No moment in the past year has fully exemplified what Beit T’Shuvah is all about more than Penelope’s drash on Shavuot. It’s 1 AM. Everyone in the room is bleary-eyed and delirious. Onto the stage walks Penelope—shaking like a leaf in a hurricane. At first, she could barely get through a few sentences. The pressure of speaking in front of a crowd—being vulnerable, was too much to handle. Then, everything changed when the crowd of residents started chanting things like, “You got this!” and “Take your time!” and “We love you!” Before our very eyes, this bud started to bloom. The whole community stood with her, refusing to let her fall. Just like that, she was smiling, laughing, and making jokes. That’s when she became honest. She spoke in a truly heartfelt and deep way with a levity that had the entire room either crying laughter or sorrow at any given moment. This girl who could barely control herself just moments before was now controlling the whole room. The outpouring of love for her in the following days made Penelope feel uneasy. She had been seen—the one thing she had been avoiding for twenty years. “I could feel that something special had happened on Shavuot…even though praise makes me uncomfortable.”
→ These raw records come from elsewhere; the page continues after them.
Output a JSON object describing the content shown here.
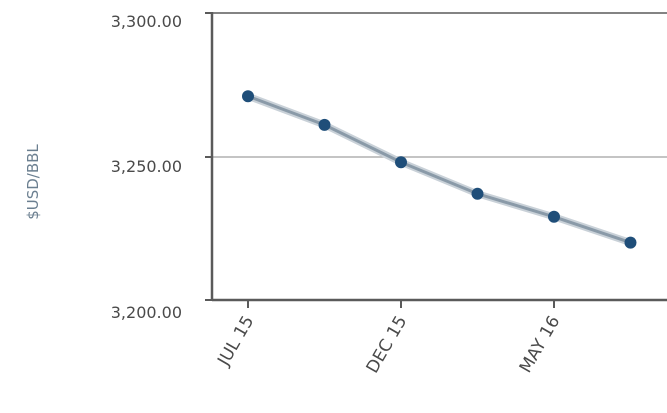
{
  "chart_data": {
    "type": "line",
    "title": "",
    "xlabel": "",
    "ylabel": "$USD/BBL",
    "ylim": [
      3200,
      3300
    ],
    "y_ticks": [
      "3,300.00",
      "3,250.00",
      "3,200.00"
    ],
    "x_tick_labels": [
      "JUL 15",
      "DEC 15",
      "MAY 16"
    ],
    "x": [
      "Jul 15",
      "Sep 15",
      "Dec 15",
      "Feb 16",
      "May 16",
      "Jul 16"
    ],
    "series": [
      {
        "values": [
          3271,
          3261,
          3248,
          3237,
          3229,
          3220
        ]
      }
    ],
    "grid": "horizontal line at 3,250.00",
    "colors": {
      "line": "#8a9aa8",
      "marker": "#1f4e79",
      "axis": "#5a5a5a",
      "grid": "#b0b0b0"
    }
  }
}
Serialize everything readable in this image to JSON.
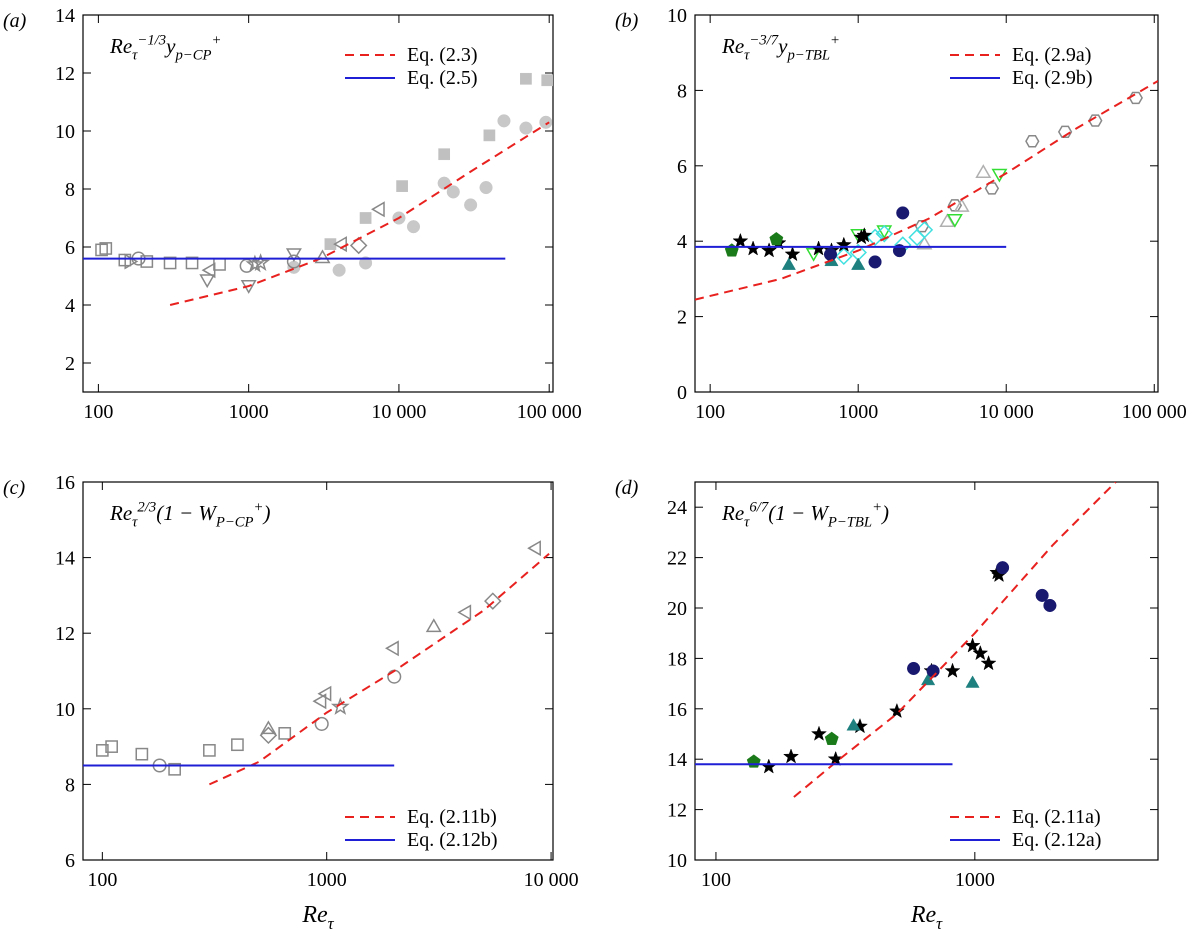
{
  "chart_data": [
    {
      "type": "scatter",
      "label": "(a)",
      "xscale": "log",
      "annotation": [
        {
          "text": "Re"
        },
        {
          "text": "τ",
          "shift": "sub"
        },
        {
          "text": "−1/3",
          "shift": "sup"
        },
        {
          "text": "y"
        },
        {
          "text": "p−CP",
          "shift": "sub"
        },
        {
          "text": "+",
          "shift": "sup"
        }
      ],
      "xlim": [
        79,
        106000
      ],
      "ylim": [
        1,
        14
      ],
      "xticks": [
        100,
        1000,
        {
          "value": 10000,
          "label": "10 000"
        },
        {
          "value": 100000,
          "label": "100 000"
        }
      ],
      "yticks": [
        2,
        4,
        6,
        8,
        10,
        12,
        14
      ],
      "legend": "upper right",
      "series": [
        {
          "marker": "circle",
          "filled": true,
          "color": "#c8c8c8",
          "x": [
            2000,
            4000,
            6000,
            10000,
            12500,
            20000,
            23000,
            30000,
            38000,
            50000,
            70000,
            95000
          ],
          "values": [
            5.3,
            5.2,
            5.45,
            7.0,
            6.7,
            8.2,
            7.9,
            7.45,
            8.05,
            10.35,
            10.1,
            10.3
          ]
        },
        {
          "marker": "square",
          "filled": true,
          "color": "#c0c0c0",
          "x": [
            3500,
            6000,
            10500,
            20000,
            40000,
            70000,
            97000
          ],
          "values": [
            6.1,
            7.0,
            8.1,
            9.2,
            9.85,
            11.8,
            11.75
          ]
        },
        {
          "marker": "square",
          "filled": false,
          "color": "#888888",
          "x": [
            105,
            112,
            150,
            210,
            300,
            420,
            640
          ],
          "values": [
            5.9,
            5.95,
            5.55,
            5.5,
            5.45,
            5.45,
            5.4
          ]
        },
        {
          "marker": "circle",
          "filled": false,
          "color": "#888888",
          "x": [
            185,
            970,
            2000
          ],
          "values": [
            5.6,
            5.35,
            5.5
          ]
        },
        {
          "marker": "triangle-right",
          "filled": false,
          "color": "#888888",
          "x": [
            160
          ],
          "values": [
            5.5
          ]
        },
        {
          "marker": "triangle-down",
          "filled": false,
          "color": "#888888",
          "x": [
            530,
            1000,
            2000
          ],
          "values": [
            4.9,
            4.7,
            5.8
          ]
        },
        {
          "marker": "triangle-left",
          "filled": false,
          "color": "#888888",
          "x": [
            560,
            4200,
            7500
          ],
          "values": [
            5.2,
            6.1,
            7.3
          ]
        },
        {
          "marker": "star",
          "filled": false,
          "color": "#888888",
          "x": [
            1100,
            1200
          ],
          "values": [
            5.4,
            5.45
          ]
        },
        {
          "marker": "triangle-up",
          "filled": false,
          "color": "#888888",
          "x": [
            3100
          ],
          "values": [
            5.6
          ]
        },
        {
          "marker": "diamond",
          "filled": false,
          "color": "#888888",
          "x": [
            5400
          ],
          "values": [
            6.05
          ]
        },
        {
          "name": "Eq. (2.3)",
          "color": "#e8211f",
          "dash": true,
          "x": [
            300,
            1000,
            3000,
            10000,
            30000,
            100000
          ],
          "values": [
            4.0,
            4.65,
            5.6,
            7.0,
            8.6,
            10.3
          ]
        },
        {
          "name": "Eq. (2.5)",
          "color": "#1f1fd6",
          "dash": false,
          "x": [
            79,
            51000
          ],
          "values": [
            5.6,
            5.6
          ]
        }
      ]
    },
    {
      "type": "scatter",
      "label": "(b)",
      "xscale": "log",
      "annotation": [
        {
          "text": "Re"
        },
        {
          "text": "τ",
          "shift": "sub"
        },
        {
          "text": "−3/7",
          "shift": "sup"
        },
        {
          "text": "y"
        },
        {
          "text": "p−TBL",
          "shift": "sub"
        },
        {
          "text": "+",
          "shift": "sup"
        }
      ],
      "xlim": [
        79,
        106000
      ],
      "ylim": [
        0,
        10
      ],
      "xticks": [
        100,
        1000,
        {
          "value": 10000,
          "label": "10 000"
        },
        {
          "value": 100000,
          "label": "100 000"
        }
      ],
      "yticks": [
        0,
        2,
        4,
        6,
        8,
        10
      ],
      "legend": "upper right",
      "series": [
        {
          "marker": "hexagon",
          "filled": false,
          "color": "#888888",
          "x": [
            2700,
            4500,
            8000,
            15000,
            25000,
            40000,
            75000
          ],
          "values": [
            4.4,
            4.95,
            5.4,
            6.65,
            6.9,
            7.2,
            7.8
          ]
        },
        {
          "marker": "triangle-up",
          "filled": false,
          "color": "#b0b0b0",
          "x": [
            2800,
            4000,
            5000,
            7000
          ],
          "values": [
            3.9,
            4.5,
            4.9,
            5.8
          ]
        },
        {
          "marker": "triangle-down",
          "filled": false,
          "color": "#33dd33",
          "x": [
            500,
            1000,
            1500,
            4500,
            9000
          ],
          "values": [
            3.7,
            4.2,
            4.3,
            4.6,
            5.8
          ]
        },
        {
          "marker": "diamond",
          "filled": false,
          "color": "#40e0e0",
          "x": [
            800,
            1000,
            1300,
            1500,
            2000,
            2500,
            2800
          ],
          "values": [
            3.6,
            3.7,
            4.1,
            4.2,
            3.9,
            4.1,
            4.3
          ]
        },
        {
          "marker": "star",
          "filled": true,
          "color": "#000000",
          "x": [
            160,
            195,
            250,
            290,
            360,
            540,
            660,
            800,
            1050,
            1100
          ],
          "values": [
            4.0,
            3.8,
            3.75,
            3.95,
            3.65,
            3.8,
            3.75,
            3.9,
            4.1,
            4.15
          ]
        },
        {
          "marker": "pentagon",
          "filled": true,
          "color": "#1a7a1a",
          "x": [
            140,
            280
          ],
          "values": [
            3.75,
            4.05
          ]
        },
        {
          "marker": "triangle-up",
          "filled": true,
          "color": "#1f8080",
          "x": [
            340,
            660,
            1000
          ],
          "values": [
            3.35,
            3.45,
            3.35
          ]
        },
        {
          "marker": "circle",
          "filled": true,
          "color": "#191970",
          "x": [
            650,
            1300,
            1900,
            2000
          ],
          "values": [
            3.65,
            3.45,
            3.75,
            4.75
          ]
        },
        {
          "name": "Eq. (2.9a)",
          "color": "#e8211f",
          "dash": true,
          "x": [
            79,
            300,
            1000,
            3000,
            10000,
            30000,
            106000
          ],
          "values": [
            2.45,
            3.0,
            3.75,
            4.6,
            5.8,
            7.0,
            8.25
          ]
        },
        {
          "name": "Eq. (2.9b)",
          "color": "#1f1fd6",
          "dash": false,
          "x": [
            79,
            10000
          ],
          "values": [
            3.85,
            3.85
          ]
        }
      ]
    },
    {
      "type": "scatter",
      "label": "(c)",
      "xscale": "log",
      "annotation": [
        {
          "text": "Re"
        },
        {
          "text": "τ",
          "shift": "sub"
        },
        {
          "text": "2/3",
          "shift": "sup"
        },
        {
          "text": "(1 − W"
        },
        {
          "text": "P−CP",
          "shift": "sub"
        },
        {
          "text": "+",
          "shift": "sup"
        },
        {
          "text": ")"
        }
      ],
      "xlabel": [
        {
          "text": "Re"
        },
        {
          "text": "τ",
          "shift": "sub"
        }
      ],
      "xlim": [
        82,
        10200
      ],
      "ylim": [
        6,
        16
      ],
      "xticks": [
        100,
        1000,
        {
          "value": 10000,
          "label": "10 000"
        }
      ],
      "yticks": [
        6,
        8,
        10,
        12,
        14,
        16
      ],
      "legend": "lower right",
      "series": [
        {
          "marker": "square",
          "filled": false,
          "color": "#888888",
          "x": [
            100,
            110,
            150,
            210,
            300,
            400,
            650
          ],
          "values": [
            8.9,
            9.0,
            8.8,
            8.4,
            8.9,
            9.05,
            9.35
          ]
        },
        {
          "marker": "circle",
          "filled": false,
          "color": "#888888",
          "x": [
            180,
            950,
            2000
          ],
          "values": [
            8.5,
            9.6,
            10.85
          ]
        },
        {
          "marker": "triangle-up",
          "filled": false,
          "color": "#888888",
          "x": [
            550,
            3000
          ],
          "values": [
            9.45,
            12.15
          ]
        },
        {
          "marker": "diamond",
          "filled": false,
          "color": "#888888",
          "x": [
            550,
            5500
          ],
          "values": [
            9.3,
            12.85
          ]
        },
        {
          "marker": "triangle-left",
          "filled": false,
          "color": "#888888",
          "x": [
            950,
            1000,
            2000,
            4200,
            8600
          ],
          "values": [
            10.2,
            10.4,
            11.6,
            12.55,
            14.25
          ]
        },
        {
          "marker": "star",
          "filled": false,
          "color": "#888888",
          "x": [
            1150
          ],
          "values": [
            10.05
          ]
        },
        {
          "name": "Eq. (2.11b)",
          "color": "#e8211f",
          "dash": true,
          "x": [
            300,
            500,
            1000,
            2000,
            5000,
            9800
          ],
          "values": [
            8.0,
            8.6,
            9.9,
            11.0,
            12.6,
            14.1
          ]
        },
        {
          "name": "Eq. (2.12b)",
          "color": "#1f1fd6",
          "dash": false,
          "x": [
            82,
            2000
          ],
          "values": [
            8.5,
            8.5
          ]
        }
      ]
    },
    {
      "type": "scatter",
      "label": "(d)",
      "xscale": "log",
      "annotation": [
        {
          "text": "Re"
        },
        {
          "text": "τ",
          "shift": "sub"
        },
        {
          "text": "6/7",
          "shift": "sup"
        },
        {
          "text": "(1 − W"
        },
        {
          "text": "P−TBL",
          "shift": "sub"
        },
        {
          "text": "+",
          "shift": "sup"
        },
        {
          "text": ")"
        }
      ],
      "xlabel": [
        {
          "text": "Re"
        },
        {
          "text": "τ",
          "shift": "sub"
        }
      ],
      "xlim": [
        83,
        5100
      ],
      "ylim": [
        10,
        25
      ],
      "xticks": [
        100,
        1000
      ],
      "yticks": [
        10,
        12,
        14,
        16,
        18,
        20,
        22,
        24
      ],
      "legend": "lower right",
      "series": [
        {
          "marker": "star",
          "filled": true,
          "color": "#000000",
          "x": [
            160,
            195,
            250,
            290,
            360,
            500,
            680,
            820,
            980,
            1050,
            1130,
            1240,
            1220
          ],
          "values": [
            13.7,
            14.1,
            15.0,
            14.0,
            15.3,
            15.9,
            17.5,
            17.5,
            18.5,
            18.2,
            17.8,
            21.3,
            21.4
          ]
        },
        {
          "marker": "pentagon",
          "filled": true,
          "color": "#1a7a1a",
          "x": [
            140,
            280
          ],
          "values": [
            13.9,
            14.8
          ]
        },
        {
          "marker": "triangle-up",
          "filled": true,
          "color": "#1f8080",
          "x": [
            340,
            660,
            980
          ],
          "values": [
            15.3,
            17.1,
            17.0
          ]
        },
        {
          "marker": "circle",
          "filled": true,
          "color": "#191970",
          "x": [
            580,
            690,
            1280,
            1820,
            1950
          ],
          "values": [
            17.6,
            17.5,
            21.6,
            20.5,
            20.1
          ]
        },
        {
          "name": "Eq. (2.11a)",
          "color": "#e8211f",
          "dash": true,
          "x": [
            200,
            300,
            500,
            1000,
            2000,
            3500
          ],
          "values": [
            12.5,
            14.0,
            15.8,
            19.0,
            22.5,
            25.0
          ]
        },
        {
          "name": "Eq. (2.12a)",
          "color": "#1f1fd6",
          "dash": false,
          "x": [
            83,
            820
          ],
          "values": [
            13.8,
            13.8
          ]
        }
      ]
    }
  ]
}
Penelope’s growth at Beit T’Shuvah didn’t end there. She now works as a Program Facilitator intern. With an ear-to-ear grin she says, “I just want to help people.” And help people she has! With her skills as a PF, with her warm and inviting personality, and with her humor—every day Penelope can be spotted helping someone. She has progressed in her recovery—going to meetings and, just this week taking a cake for one year sober. 

There is a reason Penelope is so widely loved throughout this community. She is unapologetically her authentic self—something she could not always say. She makes every single person she meets feel seen—exactly the way she never was. She is loyal and loving beyond comprehension—just like her community has been to her. There is no doubt in my mind that Penelope has cringed reading this entire spotlight—frankly, she may never read it at all. That doesn’t matter to me. What matters is that she knows how loved she truly is. She told me, “Everyone has shown me a lot of love the whole time I have been here.” Which is true. So, Penelope, if you’re reading this, please know that we have all been blessed to watch you grow. In a funny way, you have done every cliché in reverse. You have become someone who has love for others, love for life, and love for yourself. Now, let us love you too.